Cristine Zancani (*)
Passei algumas semanas imersa no acervo literário da biblioteca da escola Projeto. Essa imersão foi feita na sala que reúne as obras destinadas às crianças maiores. Mexer nos livros foi mexer em muitas histórias – no sentido mais literal que isso pode ter, mas também foi gesto que colheu outros sentidos.

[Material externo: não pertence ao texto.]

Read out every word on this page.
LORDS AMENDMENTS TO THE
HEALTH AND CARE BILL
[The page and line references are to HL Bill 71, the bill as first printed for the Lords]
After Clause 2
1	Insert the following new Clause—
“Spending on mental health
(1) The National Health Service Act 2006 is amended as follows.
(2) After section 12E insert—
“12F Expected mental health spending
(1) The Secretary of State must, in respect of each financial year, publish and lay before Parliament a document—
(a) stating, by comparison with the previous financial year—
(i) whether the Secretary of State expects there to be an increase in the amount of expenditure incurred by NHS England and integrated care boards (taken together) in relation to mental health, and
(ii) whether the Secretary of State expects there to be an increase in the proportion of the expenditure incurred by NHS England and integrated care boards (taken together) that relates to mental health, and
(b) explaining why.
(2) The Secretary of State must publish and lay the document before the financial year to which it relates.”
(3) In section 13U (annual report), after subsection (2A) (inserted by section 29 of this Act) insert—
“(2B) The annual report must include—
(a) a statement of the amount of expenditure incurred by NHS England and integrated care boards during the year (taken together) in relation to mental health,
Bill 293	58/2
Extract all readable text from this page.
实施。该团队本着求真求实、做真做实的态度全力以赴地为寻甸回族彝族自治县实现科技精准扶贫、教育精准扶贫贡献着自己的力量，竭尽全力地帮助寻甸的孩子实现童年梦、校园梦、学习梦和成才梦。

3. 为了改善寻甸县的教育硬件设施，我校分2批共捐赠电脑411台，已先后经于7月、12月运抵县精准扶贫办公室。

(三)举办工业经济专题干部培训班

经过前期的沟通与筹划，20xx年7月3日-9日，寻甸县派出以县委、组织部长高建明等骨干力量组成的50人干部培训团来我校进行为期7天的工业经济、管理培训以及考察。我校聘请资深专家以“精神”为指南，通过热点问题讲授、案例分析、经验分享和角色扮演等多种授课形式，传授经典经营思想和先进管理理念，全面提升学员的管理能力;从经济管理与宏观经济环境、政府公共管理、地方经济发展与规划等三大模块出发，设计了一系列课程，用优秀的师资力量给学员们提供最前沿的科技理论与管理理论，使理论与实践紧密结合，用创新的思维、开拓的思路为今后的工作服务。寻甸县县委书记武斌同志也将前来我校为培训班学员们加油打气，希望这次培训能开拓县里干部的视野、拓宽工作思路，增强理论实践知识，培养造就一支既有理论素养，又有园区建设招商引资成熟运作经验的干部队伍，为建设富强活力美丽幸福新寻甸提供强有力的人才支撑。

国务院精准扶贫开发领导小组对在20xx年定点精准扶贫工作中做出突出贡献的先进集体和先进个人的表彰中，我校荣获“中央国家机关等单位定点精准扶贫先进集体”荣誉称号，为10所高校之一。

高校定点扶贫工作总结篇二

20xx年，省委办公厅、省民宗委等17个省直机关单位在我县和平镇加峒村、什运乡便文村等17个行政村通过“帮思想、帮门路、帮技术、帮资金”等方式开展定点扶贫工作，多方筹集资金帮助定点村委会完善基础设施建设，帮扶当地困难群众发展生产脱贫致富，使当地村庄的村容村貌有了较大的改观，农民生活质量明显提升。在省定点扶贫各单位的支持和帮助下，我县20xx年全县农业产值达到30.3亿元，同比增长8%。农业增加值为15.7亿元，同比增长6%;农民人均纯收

Abrir um livro é abrir o tempo de produção dele. É ver a concepção de literatura e a visão de infância que ele carrega, observar as características da ilustração, as temáticas em voga, o contexto histórico da escrita. Observar um acervo é ver as mudanças pelas quais a produção de livros para infância passou/passa. É ver como a qualidade e o cuidado editorial foram crescendo – como transformaram certas leituras em experiências de fruição artística. Além de tudo isso, que já seria muito, mexer nos livros de uma biblioteca escolar conta sobre o espaço da leitura na escola, sobre as preferências dos leitores, sobre as marcas de leitura que um livro, que sai muitas vezes da estante, tem.
Na escola Projeto, a leitura tem um espaço central. O trabalho com a leitura é feito a partir de uma base teórica que leva em conta as especificidades da literatura infantojuvenil. Um trabalho cujos pactos vão sendo refeitos a partir das mudanças sociais e culturais, mas também a partir do cotidiano escolar: seus erros e acertos. Lembrando que dentro da própria concepção de educação da escola, erro não é fim, mas início de caminho. Escola viva é escola em processo de construção e reconstrução. Neste momento, a escola olha para a biblioteca e é prazer imenso contribuir com esse olhar.
Há muitos anos atrás, cheguei na Projeto como mãe. Vinda de anos de pesquisa em literatura infantil e formação de leitores, sabia que a Projeto tinha inaugurado uma forma de trabalho com os livros que era única. Quando visitei a escola (na antiga sede na frente da Redenção), vi que a biblioteca era o centro da casa, que era o coração da escola. A biblioteca fazia fronteira com o refeitório e o pátio – e tinha tanta entrelinha nessa localização dos livros entre a diversão e o alimento, que não tive dúvida alguma em dizer sim para a escola.
Reencontrei essa metáfora e muitas outras entrelinhas nos dias que passei dentro da biblioteca. Folhear os livros foi ver o tempo. Sobretudo, o tempo que todas as crianças da escola passam dentro daquele espaço. O acervo narra os toques, as páginas folheadas, as sucessivas leituras, as restaurações. O acervo tem passado e tem presente. Tem livros que estão há décadas e tem os que chegaram mês passado. Tem a história da escola, dos alunos e da leitura. Tem o que gente como eu, que trabalha com formação de leitores e com literatura, mais sonha em ver: um acervo que voa fora da estante e que tem marca de mão, marca de página virada, marca de livro que encontra muitos leitores diariamente. Quando eu olho essas marcas, penso nas que eu não vejo: nas que ficam nos leitores, nas que ficam a partir do tempo diário de contato com os livros. Quando olho essas marcas, sei que elas são só uma parte da história que contam. Sei que elas se multiplicam. Sei que elas seguem em curso enquanto a biblioteca pulsar o coração da escola.
(*) Mãe de ex-aluna, Doutora em Teoria da Literatura pela PUCRS e uma das coordenadoras da oficina “Mala.monstro/Viagens literárias”, que acontece na Projeto, semanalmente, no contraturno.